3. Remember during very cold weather to look after the birds regularly. Leave our bird feed and top up the birdbath so they have some fresh water to drink. If you encourage the birds into your garden at this time of year, hopefully they will also return next spring to nest and feed on some of the aphids and other pests that can cause us gardener’s problems.
 
4. On Christmas day, I will be busy sowing my Large Onions. Christmas or Boxing Day is the traditional time for sowing this vegetable, plus it will give me a good excuse for getting out of the washing up. I sow the variety Globo, Mammoth or Ailsa Craig, as these will grow into whoppers over 1-2lb in weight. Onion Seeds need sowing onto the surface of moist seed sowing compost, and then they should be lightly covered with fine grade vermiculite. Once sown, place in a heated propagator set at 20C (70F). Germination usually takes 10-14 days.
 
5. Give yourself time to harvest Vegetables for the Christmas lunch a few days before they are required. This year I will be enjoying Parsnip ‘Gladiator’ , Carrots ‘Eskimo’, Brussels Sprout ‘Brodie’,  Red Cabbage ‘Red Lodero’, Savoy Cabbage ‘Wintessa’ all harvested fresh from my plot , along with from storage some Onion ‘Santero’  for flavour to the meat juices  and Potato ‘Setanta’ to make my Roasties.  
 
6. December is the ideal month for pruning Blackcurrants. Now that all the leaves have fallen off the plants it makes it easier to see what you are doing. When pruning Blackcurrants you should cut out as much old wood as possible to leave just young growth, that is less than 3 years old. The younger shoots will grow more vigorously and in turn will produce more fruit. The older wood is easily recognised because it is much darker in colour than the younger shoots, and often the bark is a lot rougher. Always try to prune down to a healthy new bud as close to the base of the plant as you can. This will help encourage new shoots to grow from the base. Once pruned give the blackcurrant plants a generous mulch of well-rotted manure or garden compost.
 
7. Check your apples and pears in storage this winter for signs of damage or rot. Removing this will stop fungal spores spreading to the rest of your fruit.

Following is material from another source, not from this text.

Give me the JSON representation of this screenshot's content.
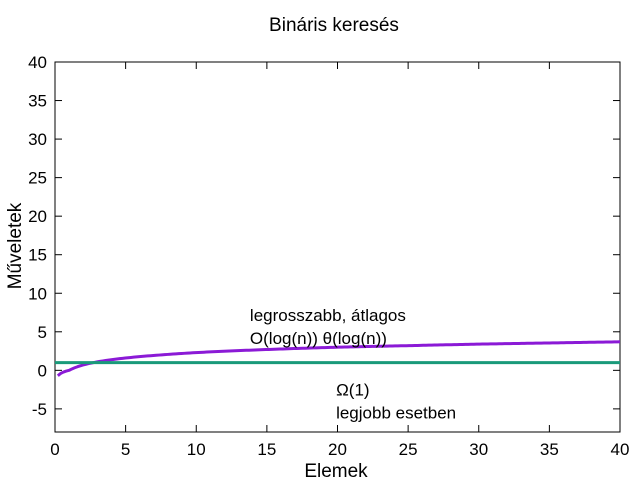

When the weather is cool and dry, take advantage of these nice days to dig the vegetable plot. If this job is done from now until the New Year you will have a neat and tidy plot ready for the new season. I always dig in plenty of well-rotted manure or mushroom compost to help add some nutrients and structure to the soil. I find digging pleasurable as well as a great way of keeping fit and it helps burn off any of those calories that I may have put on over the festive period.
 
8. If you have some large clumps of Rhubarb, why not cut a piece off and leave it lying on the top of the ground this month to get frosted. This cold period will spur the growth buds into developing sooner. Leave the Rhubarb laying there for several weeks until it has been frosted several times, then pot it up and move it into a warm (Not hot) greenhouse or shed. This will then start to produce some tender sticks of Rhubarb for you to enjoy early next spring.
 
9. It always surprises me how much colour and scent there is in the garden at this time of year. Rather than leave this scent outdoors why not cut a few stems of winter flowering Honeysuckle, Viburnum and Mahonia as they show colour and place them in a vase of water indoors. Then as the buds open they will fill your rooms with their colour and fragrance.